Wang Lianshou (王連壽 (王连寿); 1887 — 3 February 1946) was a Chinese court lady. She was the imperial wet nurse of Puyi, the last Emperor of China and final ruler of the Qing dynasty. Wang played a prominent role in the nurture of Puyi. Puyi long regarded Wang Lianshou as his mother because of her dedication to him.

==Biography==
Wang Lianshou was born in 1887 in Renqiu county (now Jiaoyuanzhuang, Dacheng County, Hebei Province). At the age of 13, she fled to Beijing due to floods in her hometown. Born with the surname Jiao (焦), she married a servant surnamed Wang (王), who died of illness after she gave birth to a daughter. Later, Puyi bequeathed her the name of "Wang Lianshou," with "Wang" coming from her late husband and "Lianshou" meaning "continued longevity." In 1906, the year Puyi was born, a recruitment notice was posted at the palace gate, looking for a wet nurse for Puyi. After she saw the notice, she applied and was selected among 20 candidates for her good appearance and the quality of her milk. Two years after entering the palace, her own biological daughter starved to death, which she did not learn about until 6 years later.

During the time she was feeding Puyi, they established a very tight bond. It has been said that she was a guiding light on the road of Puyi's life. She was the only person from the Northern Mansion allowed to go with Puyi. Puyi did not see his biological mother, Princess Consort Chun, for seven years. He developed a special bond with Wang and credited her as the only person who could control him; once, Puyi decided to "reward" a eunuch for a well done puppet show by having a cake baked for him with iron filings in it, saying, "I want to see what he looks like when he eats it". With much difficulty, Wang talked Puyi out of this plan.

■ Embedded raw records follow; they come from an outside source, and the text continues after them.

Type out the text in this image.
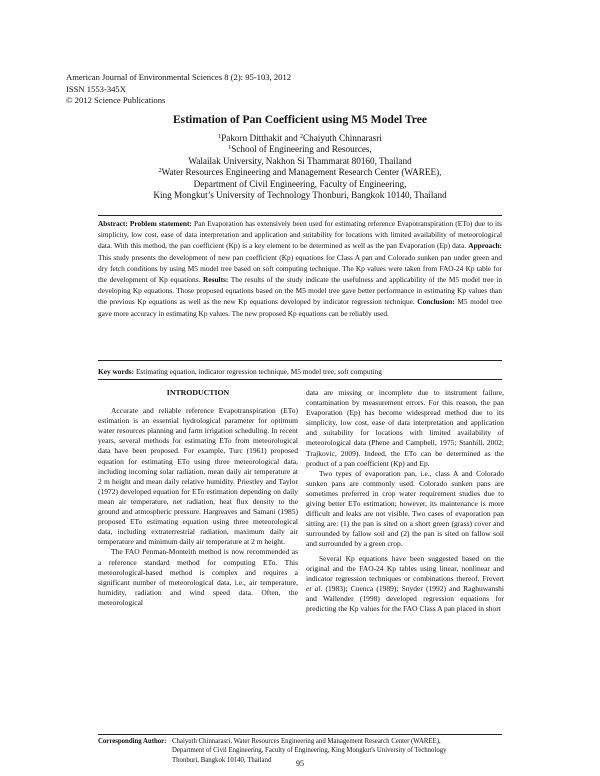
American Journal of Environmental Sciences 8 (2): 95-103, 2012
ISSN 1553-345X
© 2012 Science Publications
Estimation of Pan Coefficient using M5 Model Tree
$^1$Pakorn Ditthakit and $^2$Chaiyuth Chinnarasri
$^1$School of Engineering and Resources,
Walailak University, Nakhon Si Thammarat 80160, Thailand
$^2$Water Resources Engineering and Management Research Center (WAREE),
Department of Civil Engineering, Faculty of Engineering,
King Mongkut’s University of Technology Thonburi, Bangkok 10140, Thailand

Abstract: Problem statement: Pan Evaporation has extensively been used for estimating reference Evapotranspiration (ETo) due to its simplicity, low cost, ease of data interpretation and application and suitability for locations with limited availability of meteorological data. With this method, the pan coefficient (Kp) is a key element to be determined as well as the pan Evaporation (Ep) data. Approach: This study presents the development of new pan coefficient (Kp) equations for Class A pan and Colorado sunken pan under green and dry fetch conditions by using M5 model tree based on soft computing technique. The Kp values were taken from FAO-24 Kp table for the development of Kp equations. Results: The results of the study indicate the usefulness and applicability of the M5 model tree in developing Kp equations. Those proposed equations based on the M5 model tree gave better performance in estimating Kp values than the previous Kp equations as well as the new Kp equations developed by indicator regression technique. Conclusion: M5 model tree gave more accuracy in estimating Kp values. The new proposed Kp equations can be reliably used.

Key words: Estimating equation, indicator regression technique, M5 model tree, soft computing
INTRODUCTION

Accurate and reliable reference Evapotranspiration (ETo) estimation is an essential hydrological parameter for optimum water resources planning and farm irrigation scheduling. In recent years, several methods for estimating ETo from meteorological data have been proposed. For example, Turc (1961) proposed equation for estimating ETo using three meteorological data, including incoming solar radiation, mean daily air temperature at 2 m height and mean daily relative humidity. Priestley and Taylor (1972) developed equation for ETo estimation depending on daily mean air temperature, net radiation, heat flux density to the ground and atmospheric pressure. Hargreaves and Samani (1985) proposed ETo estimating equation using three meteorological data, including extraterrestrial radiation, maximum daily air temperature and minimum daily air temperature at 2 m height.

The FAO Penman-Monteith method is now recommended as a reference standard method for computing ETo. This meteorological-based method is complex and requires a significant number of meteorological data, i.e., air temperature, humidity, radiation and wind speed data. Often, the meteorological

data are missing or incomplete due to instrument failure, contamination by measurement errors. For this reason, the pan Evaporation (Ep) has become widespread method due to its simplicity, low cost, ease of data interpretation and application and suitability for locations with limited availability of meteorological data (Phene and Campbell, 1975; Stanhill, 2002; Trajkovic, 2009). Indeed, the ETo can be determined as the product of a pan coefficient (Kp) and Ep.

Two types of evaporation pan, i.e., class A and Colorado sunken pans are commonly used. Colorado sunken pans are sometimes preferred in crop water requirement studies due to giving better ETo estimation; however, its maintenance is more difficult and leaks are not visible. Two cases of evaporation pan sitting are: (1) the pan is sited on a short green (grass) cover and surrounded by fallow soil and (2) the pan is sited on fallow soil and surrounded by a green crop.

Several Kp equations have been suggested based on the original and the FAO-24 Kp tables using linear, nonlinear and indicator regression techniques or combinations thereof. Frevert et al. (1983); Cuenca (1989); Snyder (1992) and Raghuwanshi and Wallender (1998) developed regression equations for predicting the Kp values for the FAO Class A pan placed in short

Corresponding Author: Chaiyuth Chinnarasri, Water Resources Engineering and Management Research Center (WAREE),
Department of Civil Engineering, Faculty of Engineering, King Mongkut's University of Technology
Thonburi, Bangkok 10140, Thailand	95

When Puyi was weaned at the age of nine, the dowagers decided that she was useless, so they threw her out without telling Puyi. After she left the palace, Puyi lost his temper and didn't listen to anyone. He kept asking the eunuchs and court ladies to find his wet nurse. Puyi especially hated Empress Dowager Longyu for expelling Wang from the Forbidden City. After Puyi married, he would occasionally bring Wang to the Forbidden City to visit him. After Puyi became the emperor of Manchukuo, he sought her out and brought her back to live in the palace.

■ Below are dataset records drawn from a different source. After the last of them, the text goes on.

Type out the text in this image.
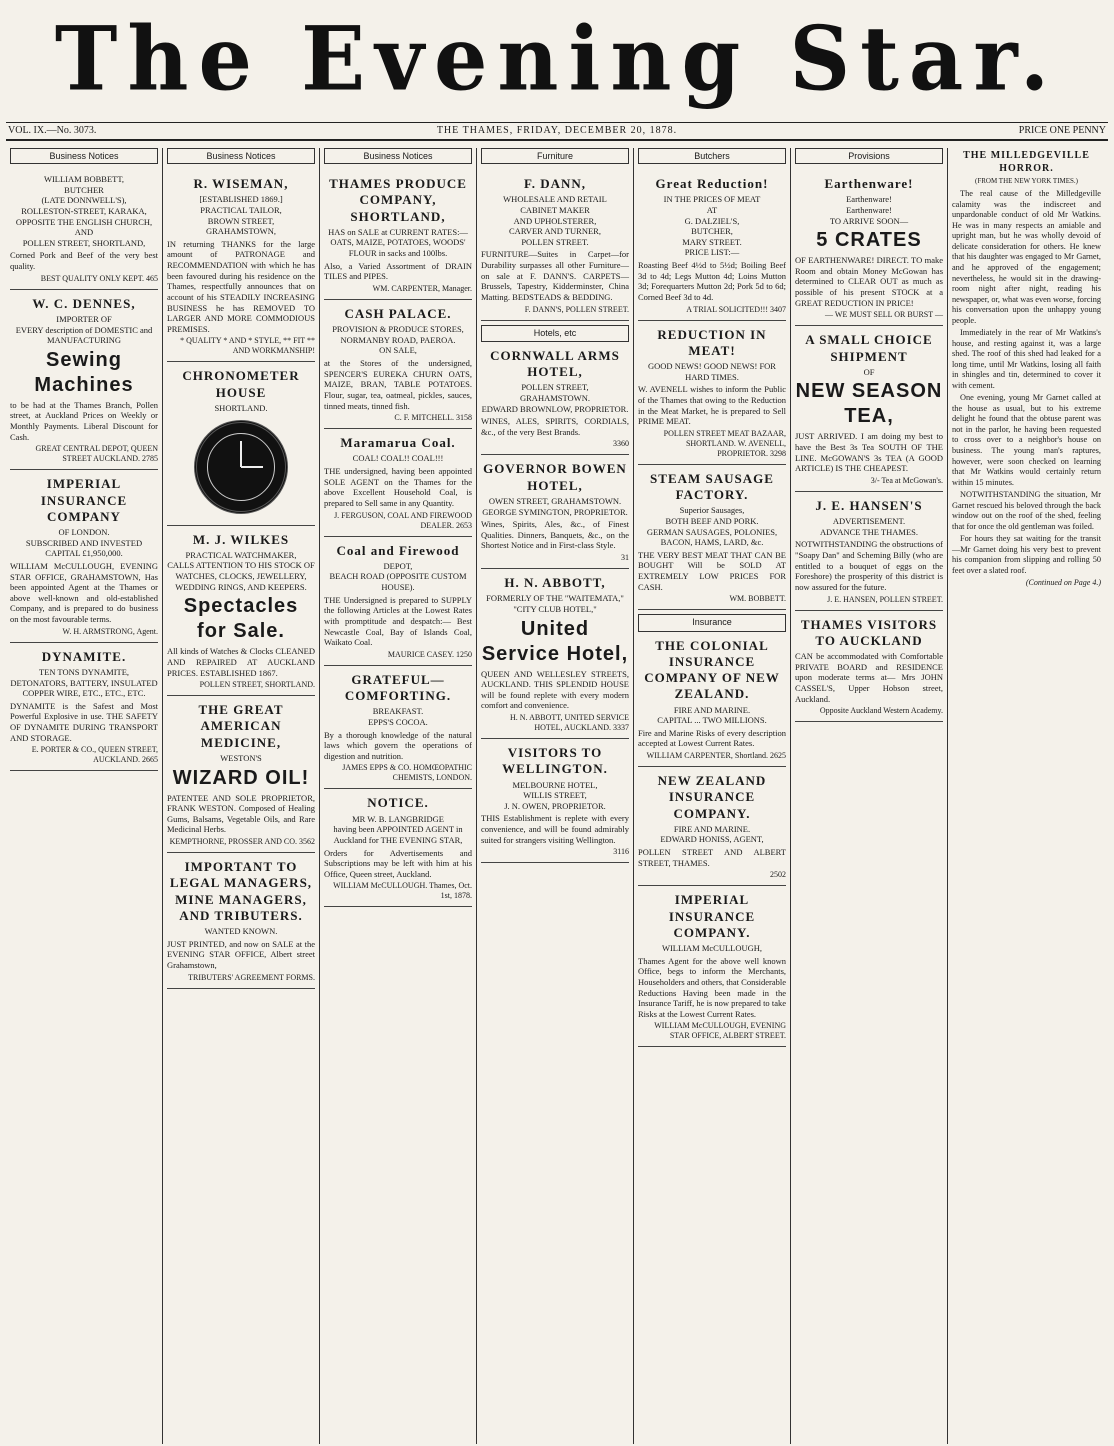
The Evening Star.
VOL. IX.—No. 3073.	THE THAMES, FRIDAY, DECEMBER 20, 1878.	PRICE ONE PENNY
Business Notices
WILLIAM BOBBETT,
BUTCHER
(LATE DONNWELL'S),
ROLLESTON-STREET, KARAKA,
OPPOSITE THE ENGLISH CHURCH,
AND
POLLEN STREET, SHORTLAND,

Corned Pork and Beef of the very best quality.

BEST QUALITY ONLY KEPT. 465
W. C. DENNES,
IMPORTER OF
EVERY description of DOMESTIC and MANUFACTURING
Sewing Machines

to be had at the Thames Branch, Pollen street, at Auckland Prices on Weekly or Monthly Payments. Liberal Discount for Cash.

GREAT CENTRAL DEPOT, QUEEN STREET AUCKLAND. 2785
IMPERIAL INSURANCE COMPANY
OF LONDON.
SUBSCRIBED AND INVESTED
CAPITAL £1,950,000.

WILLIAM McCULLOUGH, EVENING STAR OFFICE, GRAHAMSTOWN, Has been appointed Agent at the Thames or above well-known and old-established Company, and is prepared to do business on the most favourable terms.

W. H. ARMSTRONG, Agent.
DYNAMITE.
TEN TONS DYNAMITE, DETONATORS, BATTERY, INSULATED COPPER WIRE, ETC., ETC., ETC.

DYNAMITE is the Safest and Most Powerful Explosive in use. THE SAFETY OF DYNAMITE DURING TRANSPORT AND STORAGE.

E. PORTER & CO., QUEEN STREET, AUCKLAND. 2665
Business Notices
R. WISEMAN,
[ESTABLISHED 1869.]
PRACTICAL TAILOR,
BROWN STREET,
GRAHAMSTOWN,

IN returning THANKS for the large amount of PATRONAGE and RECOMMENDATION with which he has been favoured during his residence on the Thames, respectfully announces that on account of his STEADILY INCREASING BUSINESS he has REMOVED TO LARGER AND MORE COMMODIOUS PREMISES.

* QUALITY * AND * STYLE, ** FIT ** AND WORKMANSHIP!
CHRONOMETER HOUSE
SHORTLAND.
M. J. WILKES
PRACTICAL WATCHMAKER,
CALLS ATTENTION TO HIS STOCK OF WATCHES, CLOCKS, JEWELLERY, WEDDING RINGS, AND KEEPERS.
Spectacles for Sale.

All kinds of Watches & Clocks CLEANED AND REPAIRED AT AUCKLAND PRICES. ESTABLISHED 1867.

POLLEN STREET, SHORTLAND.
THE GREAT AMERICAN MEDICINE,
WESTON'S
WIZARD OIL!

PATENTEE AND SOLE PROPRIETOR, FRANK WESTON. Composed of Healing Gums, Balsams, Vegetable Oils, and Rare Medicinal Herbs.

KEMPTHORNE, PROSSER AND CO. 3562
IMPORTANT TO LEGAL MANAGERS, MINE MANAGERS, AND TRIBUTERS.
WANTED KNOWN.

JUST PRINTED, and now on SALE at the EVENING STAR OFFICE, Albert street Grahamstown,

TRIBUTERS' AGREEMENT FORMS.
Business Notices
THAMES PRODUCE COMPANY, SHORTLAND,
HAS on SALE at CURRENT RATES:—
OATS, MAIZE, POTATOES, WOODS' FLOUR in sacks and 100lbs.

Also, a Varied Assortment of DRAIN TILES and PIPES.

WM. CARPENTER, Manager.
CASH PALACE.
PROVISION & PRODUCE STORES,
NORMANBY ROAD, PAEROA.
ON SALE,

at the Stores of the undersigned, SPENCER'S EUREKA CHURN OATS, MAIZE, BRAN, TABLE POTATOES. Flour, sugar, tea, oatmeal, pickles, sauces, tinned meats, tinned fish.

C. F. MITCHELL. 3158
Maramarua Coal.
COAL! COAL!! COAL!!!

THE undersigned, having been appointed SOLE AGENT on the Thames for the above Excellent Household Coal, is prepared to Sell same in any Quantity.

J. FERGUSON, COAL AND FIREWOOD DEALER. 2653
Coal and Firewood
DEPOT,
BEACH ROAD (OPPOSITE CUSTOM HOUSE).

THE Undersigned is prepared to SUPPLY the following Articles at the Lowest Rates with promptitude and despatch:— Best Newcastle Coal, Bay of Islands Coal, Waikato Coal.

MAURICE CASEY. 1250
GRATEFUL—COMFORTING.
BREAKFAST.
EPPS'S COCOA.

By a thorough knowledge of the natural laws which govern the operations of digestion and nutrition.

JAMES EPPS & CO. HOMŒOPATHIC CHEMISTS, LONDON.
NOTICE.
MR W. B. LANGBRIDGE
having been APPOINTED AGENT in Auckland for THE EVENING STAR,

Orders for Advertisements and Subscriptions may be left with him at his Office, Queen street, Auckland.

WILLIAM McCULLOUGH. Thames, Oct. 1st, 1878.
Furniture
F. DANN,
WHOLESALE AND RETAIL
CABINET MAKER
AND UPHOLSTERER,
CARVER AND TURNER,
POLLEN STREET.

FURNITURE—Suites in Carpet—for Durability surpasses all other Furniture—on sale at F. DANN'S. CARPETS—Brussels, Tapestry, Kidderminster, China Matting. BEDSTEADS & BEDDING.

F. DANN'S, POLLEN STREET.
Hotels, etc
CORNWALL ARMS HOTEL,
POLLEN STREET,
GRAHAMSTOWN.
EDWARD BROWNLOW, PROPRIETOR.

WINES, ALES, SPIRITS, CORDIALS, &c., of the very Best Brands.

3360
GOVERNOR BOWEN HOTEL,
OWEN STREET, GRAHAMSTOWN.
GEORGE SYMINGTON, PROPRIETOR.

Wines, Spirits, Ales, &c., of Finest Qualities. Dinners, Banquets, &c., on the Shortest Notice and in First-class Style.

31
H. N. ABBOTT,
FORMERLY OF THE "WAITEMATA,"
"CITY CLUB HOTEL,"
United Service Hotel,

QUEEN AND WELLESLEY STREETS, AUCKLAND. THIS SPLENDID HOUSE will be found replete with every modern comfort and convenience.

H. N. ABBOTT, UNITED SERVICE HOTEL, AUCKLAND. 3337
VISITORS TO WELLINGTON.
MELBOURNE HOTEL,
WILLIS STREET,
J. N. OWEN, PROPRIETOR.

THIS Establishment is replete with every convenience, and will be found admirably suited for strangers visiting Wellington.

3116
Butchers
Great Reduction!
IN THE PRICES OF MEAT
AT
G. DALZIEL'S,
BUTCHER,
MARY STREET.
PRICE LIST:—

Roasting Beef 4½d to 5½d; Boiling Beef 3d to 4d; Legs Mutton 4d; Loins Mutton 3d; Forequarters Mutton 2d; Pork 5d to 6d; Corned Beef 3d to 4d.

A TRIAL SOLICITED!!! 3407
REDUCTION IN MEAT!
GOOD NEWS! GOOD NEWS! FOR HARD TIMES.

W. AVENELL wishes to inform the Public of the Thames that owing to the Reduction in the Meat Market, he is prepared to Sell PRIME MEAT.

POLLEN STREET MEAT BAZAAR, SHORTLAND. W. AVENELL, PROPRIETOR. 3298
STEAM SAUSAGE FACTORY.
Superior Sausages,
BOTH BEEF AND PORK.
GERMAN SAUSAGES, POLONIES, BACON, HAMS, LARD, &c.

THE VERY BEST MEAT THAT CAN BE BOUGHT Will be SOLD AT EXTREMELY LOW PRICES FOR CASH.

WM. BOBBETT.
Insurance
THE COLONIAL INSURANCE COMPANY OF NEW ZEALAND.
FIRE AND MARINE.
CAPITAL ... TWO MILLIONS.

Fire and Marine Risks of every description accepted at Lowest Current Rates.

WILLIAM CARPENTER, Shortland. 2625
NEW ZEALAND INSURANCE COMPANY.
FIRE AND MARINE.
EDWARD HONISS, AGENT,

POLLEN STREET AND ALBERT STREET, THAMES.

2502
IMPERIAL INSURANCE COMPANY.
WILLIAM McCULLOUGH,

Thames Agent for the above well known Office, begs to inform the Merchants, Householders and others, that Considerable Reductions Having been made in the Insurance Tariff, he is now prepared to take Risks at the Lowest Current Rates.

WILLIAM McCULLOUGH, EVENING STAR OFFICE, ALBERT STREET.
Provisions
Earthenware!
Earthenware!
Earthenware!
TO ARRIVE SOON—
5 CRATES

OF EARTHENWARE! DIRECT. TO make Room and obtain Money McGowan has determined to CLEAR OUT as much as possible of his present STOCK at a GREAT REDUCTION IN PRICE!

— WE MUST SELL OR BURST —
A SMALL CHOICE SHIPMENT
OF
NEW SEASON TEA,

JUST ARRIVED. I am doing my best to have the Best 3s Tea SOUTH OF THE LINE. McGOWAN'S 3s TEA (A GOOD ARTICLE) IS THE CHEAPEST.

3/- Tea at McGowan's.
J. E. HANSEN'S
ADVERTISEMENT.
ADVANCE THE THAMES.

NOTWITHSTANDING the obstructions of "Soapy Dan" and Scheming Billy (who are entitled to a bouquet of eggs on the Foreshore) the prosperity of this district is now assured for the future.

J. E. HANSEN, POLLEN STREET.
THAMES VISITORS TO AUCKLAND

CAN be accommodated with Comfortable PRIVATE BOARD and RESIDENCE upon moderate terms at— Mrs JOHN CASSEL'S, Upper Hobson street, Auckland.

Opposite Auckland Western Academy.
THE MILLEDGEVILLE HORROR.
(FROM THE NEW YORK TIMES.)

The real cause of the Milledgeville calamity was the indiscreet and unpardonable conduct of old Mr Watkins. He was in many respects an amiable and upright man, but he was wholly devoid of delicate consideration for others. He knew that his daughter was engaged to Mr Garnet, and he approved of the engagement; nevertheless, he would sit in the drawing-room night after night, reading his newspaper, or, what was even worse, forcing his conversation upon the unhappy young people.

Immediately in the rear of Mr Watkins's house, and resting against it, was a large shed. The roof of this shed had leaked for a long time, until Mr Watkins, losing all faith in shingles and tin, determined to cover it with cement.

One evening, young Mr Garnet called at the house as usual, but to his extreme delight he found that the obtuse parent was not in the parlor, he having been requested to cross over to a neighbor's house on business. The young man's raptures, however, were soon checked on learning that Mr Watkins would certainly return within 15 minutes.

NOTWITHSTANDING the situation, Mr Garnet rescued his beloved through the back window out on the roof of the shed, feeling that for once the old gentleman was foiled.

For hours they sat waiting for the transit—Mr Garnet doing his very best to prevent his companion from slipping and rolling 50 feet over a slated roof.

(Continued on Page 4.)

In her autobiography, Hiro Saga provided an account surrounding Wang's death, mentioning how she, her daughter Husheng, Wanrong, Wang, and many others of the imperial household were captured by communist troops, transferred to the Public Security Bureau of Tonghua, and caught in the midst of the Tonghua incident. It was then that Wang was hit in the right wrist by a shell that flew into the building (Note: Another source claims that she was instead hit by a bullet in one of her right hand fingers.) and bled out, as there was nothing around to stop the bleeding with.

==In popular culture==
- Wang was portrayed by Jade Go as the character Ar Mo in the 1987 film The Last Emperor.